HIPAA Compliance



ServiceHub Corporation has implemented policies, procedures and information systems to meet the regulatory mandates of the Health Insurance Portability and Accountability Act of 1996 (HIPAA) with a focus on key areas of practical application: (1) Authentication; (2) Authorization; and (3) Accountability.

How does HIPAA apply to ServiceHub?

ServiceHub is an Internet based software product used for scheduling and tracking activities of mobile health care providers, and does not actually manage or transmit medical files and similar information. It does, however, typically transmit limited patient information such as name and medical record number. Additionally, the organization using ServiceHub may choose to transmit service/billing codes and care giver specialties. The HIPAA Act requires protection of personal health information; therefore, ServiceHub secures all data it transmits for use in a health care environment.

How does ServiceHub meet these attributes?

Authentication

  1. Access Control: ServiceHub has access control for all users within an organization, full Windows security integration, and centrally managed security servers. All users must individually authenticate name, password and organization code prior to gaining any remote control access.
  2. Challenge/response authentication: Microsoft Internet Information Server (IIS) used in conjunction with Microsoft Internet Explorer (IE) includes the ability to use challenge/response authentication, a security mechanism in which a client computer uses its established user logon information to identify itself to the server computer. The user is not prompted to enter these user credentials.

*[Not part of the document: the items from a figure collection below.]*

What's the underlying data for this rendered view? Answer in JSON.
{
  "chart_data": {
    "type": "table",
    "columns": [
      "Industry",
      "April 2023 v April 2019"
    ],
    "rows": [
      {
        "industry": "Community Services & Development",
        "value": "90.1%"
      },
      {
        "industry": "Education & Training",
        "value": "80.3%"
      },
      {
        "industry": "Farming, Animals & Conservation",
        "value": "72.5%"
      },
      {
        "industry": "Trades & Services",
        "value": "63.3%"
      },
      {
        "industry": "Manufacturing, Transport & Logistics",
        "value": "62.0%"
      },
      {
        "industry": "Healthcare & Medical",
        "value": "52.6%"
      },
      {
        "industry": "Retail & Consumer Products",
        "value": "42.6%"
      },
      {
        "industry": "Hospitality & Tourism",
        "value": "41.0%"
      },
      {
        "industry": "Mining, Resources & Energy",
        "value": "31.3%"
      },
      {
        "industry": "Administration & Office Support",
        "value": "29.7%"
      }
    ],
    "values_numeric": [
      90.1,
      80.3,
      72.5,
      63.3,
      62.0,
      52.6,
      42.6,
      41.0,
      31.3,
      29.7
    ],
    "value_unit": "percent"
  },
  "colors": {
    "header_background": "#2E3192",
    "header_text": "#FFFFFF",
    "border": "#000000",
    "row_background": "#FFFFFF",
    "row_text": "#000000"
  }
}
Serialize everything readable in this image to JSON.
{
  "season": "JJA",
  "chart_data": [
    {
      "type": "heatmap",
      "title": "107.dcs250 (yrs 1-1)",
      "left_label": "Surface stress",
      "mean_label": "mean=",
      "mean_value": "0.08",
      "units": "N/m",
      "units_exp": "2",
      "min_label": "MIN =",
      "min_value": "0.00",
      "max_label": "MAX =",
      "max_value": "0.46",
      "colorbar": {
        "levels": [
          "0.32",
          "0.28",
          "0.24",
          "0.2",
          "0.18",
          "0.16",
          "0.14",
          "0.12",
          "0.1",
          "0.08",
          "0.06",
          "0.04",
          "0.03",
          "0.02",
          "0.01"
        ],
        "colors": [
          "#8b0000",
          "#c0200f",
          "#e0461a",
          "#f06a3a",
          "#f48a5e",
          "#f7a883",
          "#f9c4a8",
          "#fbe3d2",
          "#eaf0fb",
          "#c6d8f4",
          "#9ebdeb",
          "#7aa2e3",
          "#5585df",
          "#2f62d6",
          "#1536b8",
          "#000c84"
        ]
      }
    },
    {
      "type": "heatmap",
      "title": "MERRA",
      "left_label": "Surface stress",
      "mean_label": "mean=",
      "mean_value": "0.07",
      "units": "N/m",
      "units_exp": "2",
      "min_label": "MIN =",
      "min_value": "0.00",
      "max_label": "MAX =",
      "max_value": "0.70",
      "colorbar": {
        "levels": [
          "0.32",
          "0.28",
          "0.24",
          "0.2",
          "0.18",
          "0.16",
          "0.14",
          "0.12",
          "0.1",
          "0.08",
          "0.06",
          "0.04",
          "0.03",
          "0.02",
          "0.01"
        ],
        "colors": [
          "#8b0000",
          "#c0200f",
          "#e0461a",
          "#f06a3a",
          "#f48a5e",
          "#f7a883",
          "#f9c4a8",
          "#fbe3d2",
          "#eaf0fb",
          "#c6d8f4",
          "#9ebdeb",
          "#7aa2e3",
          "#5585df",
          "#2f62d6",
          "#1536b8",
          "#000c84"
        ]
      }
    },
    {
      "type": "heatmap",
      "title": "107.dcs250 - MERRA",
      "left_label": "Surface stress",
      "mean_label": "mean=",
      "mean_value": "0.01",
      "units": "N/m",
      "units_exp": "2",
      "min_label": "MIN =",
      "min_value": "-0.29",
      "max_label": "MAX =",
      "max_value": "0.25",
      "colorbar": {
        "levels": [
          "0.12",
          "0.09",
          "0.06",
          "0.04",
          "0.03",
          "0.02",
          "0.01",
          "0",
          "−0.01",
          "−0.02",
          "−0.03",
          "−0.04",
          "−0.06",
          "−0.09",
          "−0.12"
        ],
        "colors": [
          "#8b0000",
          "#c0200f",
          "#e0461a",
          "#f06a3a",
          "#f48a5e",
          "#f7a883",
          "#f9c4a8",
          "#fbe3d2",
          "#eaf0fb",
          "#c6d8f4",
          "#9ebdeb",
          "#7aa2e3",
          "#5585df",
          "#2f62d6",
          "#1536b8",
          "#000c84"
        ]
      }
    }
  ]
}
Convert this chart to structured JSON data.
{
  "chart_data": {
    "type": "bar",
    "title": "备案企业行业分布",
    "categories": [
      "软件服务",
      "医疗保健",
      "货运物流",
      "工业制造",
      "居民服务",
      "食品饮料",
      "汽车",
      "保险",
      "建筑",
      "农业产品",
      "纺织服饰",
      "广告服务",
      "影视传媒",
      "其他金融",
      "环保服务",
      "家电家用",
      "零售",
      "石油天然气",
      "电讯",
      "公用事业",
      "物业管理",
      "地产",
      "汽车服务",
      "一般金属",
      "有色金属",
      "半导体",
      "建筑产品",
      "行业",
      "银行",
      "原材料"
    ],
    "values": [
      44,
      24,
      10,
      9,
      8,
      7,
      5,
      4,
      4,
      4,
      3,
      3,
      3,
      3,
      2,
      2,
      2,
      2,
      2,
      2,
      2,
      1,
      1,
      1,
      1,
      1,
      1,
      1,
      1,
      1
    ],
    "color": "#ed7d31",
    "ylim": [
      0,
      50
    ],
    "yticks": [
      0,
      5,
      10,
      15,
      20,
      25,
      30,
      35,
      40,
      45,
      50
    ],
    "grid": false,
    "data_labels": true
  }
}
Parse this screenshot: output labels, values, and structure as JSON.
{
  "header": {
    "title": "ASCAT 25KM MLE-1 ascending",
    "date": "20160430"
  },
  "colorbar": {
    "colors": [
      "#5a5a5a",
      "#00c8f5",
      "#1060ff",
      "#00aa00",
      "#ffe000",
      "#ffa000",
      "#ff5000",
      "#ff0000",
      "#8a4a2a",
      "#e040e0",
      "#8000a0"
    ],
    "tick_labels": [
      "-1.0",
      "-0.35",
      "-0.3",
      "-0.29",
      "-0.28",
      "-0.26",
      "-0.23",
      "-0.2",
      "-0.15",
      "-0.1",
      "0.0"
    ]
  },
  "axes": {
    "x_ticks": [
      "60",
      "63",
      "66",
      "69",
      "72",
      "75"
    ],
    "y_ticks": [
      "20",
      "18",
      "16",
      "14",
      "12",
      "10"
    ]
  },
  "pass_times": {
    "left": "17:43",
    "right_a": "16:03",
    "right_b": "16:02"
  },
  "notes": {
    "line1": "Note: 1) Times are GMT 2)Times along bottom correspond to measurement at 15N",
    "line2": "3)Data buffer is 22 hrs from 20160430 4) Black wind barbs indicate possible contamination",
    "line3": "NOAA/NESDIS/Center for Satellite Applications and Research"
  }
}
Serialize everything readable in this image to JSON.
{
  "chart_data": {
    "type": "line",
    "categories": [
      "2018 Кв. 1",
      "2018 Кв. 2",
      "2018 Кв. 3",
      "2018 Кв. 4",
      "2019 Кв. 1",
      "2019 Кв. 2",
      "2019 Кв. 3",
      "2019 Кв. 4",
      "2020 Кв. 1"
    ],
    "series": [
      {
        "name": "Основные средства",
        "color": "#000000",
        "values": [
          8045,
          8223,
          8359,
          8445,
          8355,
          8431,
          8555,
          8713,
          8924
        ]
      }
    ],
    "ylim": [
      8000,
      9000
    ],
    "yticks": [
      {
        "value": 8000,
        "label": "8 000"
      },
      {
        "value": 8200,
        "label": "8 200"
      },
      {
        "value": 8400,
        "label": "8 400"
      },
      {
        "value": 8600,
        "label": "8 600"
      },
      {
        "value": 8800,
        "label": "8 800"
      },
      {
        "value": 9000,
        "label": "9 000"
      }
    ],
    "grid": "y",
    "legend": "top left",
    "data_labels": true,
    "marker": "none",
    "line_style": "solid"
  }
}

Instead, the information is available after the user first logs on to a Microsoft Windows based computer.
  3. Encryption: ServiceHub has varying user selectable levels of encryption, the highest of these exceeding current US Government standards (256-bit AES). All information transmitted by ServiceHub is encrypted.
  4. Data authentication: Data being transmitted is protected against changes en-route via 256bit SHA HMACs.

Authorization

  1. User Privileges: Once a user enters a valid username, password and organization code, the user is granted access to data in the system according to the authorized privileges specified in that user’s profile.
  2. Limited Patient Information: Only the necessary information to identify the patient and location is contained in the system and displayed to the user. The system does not have access to the details of the patient’s electronic medical record or other confidential information.
  3. Automatic logoff: Upon a timeout for inactivity or disconnect of a user session, ServiceHub is configured to log off the remote device.

Accountability

  1. User/Date Stamp: ServiceHub automatically includes a User/Date/Time stamp on all user transactions. This information can then be used to identify when and who accessed the system.
    ServiceHub Access Log: Once the transactions have been entered into ServiceHub, the access log can be used to track access to the patient’s case records.  ServiceHub Log files contain no information that could violate patient privacy, but contain only events and times that ServiceHub users used the service.
  2. Windows PC Auditing: Windows 2000 and later versions include the ability to audit files and directories. This feature can be used to provide additional audit information about access to specific transactions associated with the patient’s case records.
    ServiceHub believes that the continued successful compliance with the standards for administrative simplification depend in great part on the parallel efforts of its business partners and customers.  Similarly, to the extent that protected information in ServiceHub databases is accessible to its partners and customers, their cooperation is essential in the design and implementation of the security mechanisms, such as for access control, authorization control, and user authentication.  ServiceHub cooperates with its customers who are HIPAA covered entities to ensure the timely and effective implementation of our respective compliance responsibilities.